Avant de périr sous leur propre poids de plus en plus écrasant et de plus en plus inutile, les livres auront été la vie même. Ils auront recueilli des paroles choisies entre toutes pour leur sens et leur son, pour leur force pour leur beauté. Ils auront constitué le savoir, ils auront transporté, par le seul chant de leurs mots lus avec ravissement et répétés en silence par les lèvres des jeunes gens, des millions et des millions, des milliards de lecteurs. Les livres auront donné, pendant quelques millénaires, l’image de la dignité et de la puissance de l’homme. Et, plus peut-être que rien au monde, à l’exception de l’amour, plus que l’argent, plus que le pouvoir, plus que les paysages les plus magnifiques et les plaisirs les plus rares, ils auront fait son bonheur.
Jean d’Ormesson

   
   

Je suis seul.

Même la présence de ma fille ne me distrait pas de ma solitude.

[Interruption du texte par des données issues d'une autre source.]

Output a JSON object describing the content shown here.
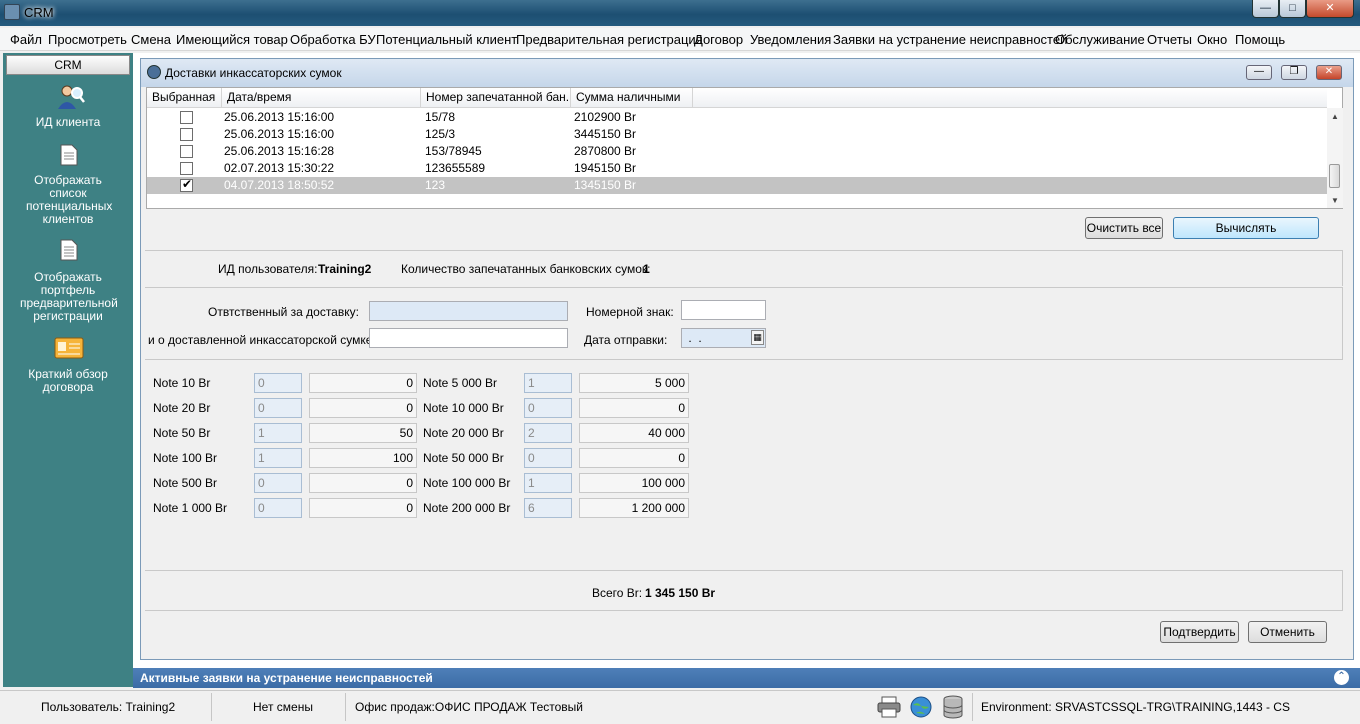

Elle vient me voir une à deux fois par mois et de temps en temps, c’est moi qui la rejoins à Paris, pour un vernissage. Bien qu’elle me le défende. Elle ne trouve pas raisonnable que je prenne le train seul. Comme si cette solitude ponctuelle était plus dangereuse que l’autre. La solitude qui me ronge le ventre et finira par me désespérer. Dans la foule je suis seul. Dans ma bibliothèque, en compagnie de tous mes amis écrivains, je suis seul. Seul sur mon île. Seul dans ma vie. Seul dans mon âme. Mes fils ne m’écrivent plus. Ils téléphonnent parfois. Ils sont attentionnés, mais ils ne m’écrivent plus. Ils aiment le cinéma, la musique, certains la peinture. Aucun ne partage ma passion pour la lecture. Ils m’envoient des films de leurs petits-enfants. Ils sont tous venus au dernier Noël sur mon île perdue, avec des sacs chargés de cadeaux. Anne avait fait décorer le premier jardin de sculptures lumineuses. C’était beau. Théâtral. On aurait pu croire au bonheur, partagé par une famille nombreuse et unie. Mais la sérénité d’un bonheur familial est loin de pouvoir combler ma solitude.

J'erre de livre en livre, ne sachant plus auquel m'attacher.

Longtemps j'ai aimé collectionner les savoirs. Peupler ma vie de la pensée des autres. Mais un seul homme peut-il absorber toutes les pensées du monde ? Et cette quête, vers quoi, vers qui mène-t-elle ? Ma vie s'achève. Elle aura duré presqu'un siècle. C'est beaucoup plus que n'en demande un homme. Mais l'humanité demande-telle à vivre ? Elle est. Et le mystère de cette présence dans l'univers reste et restera à jamais un mystère. Car plus loin sont repoussées les limites du savoir, plus nombreuses viennent les questions. Et plus loin est repoussée la réponse à celle que pose notre présence. Notre présence et notre conscience. La conscience de notre présence.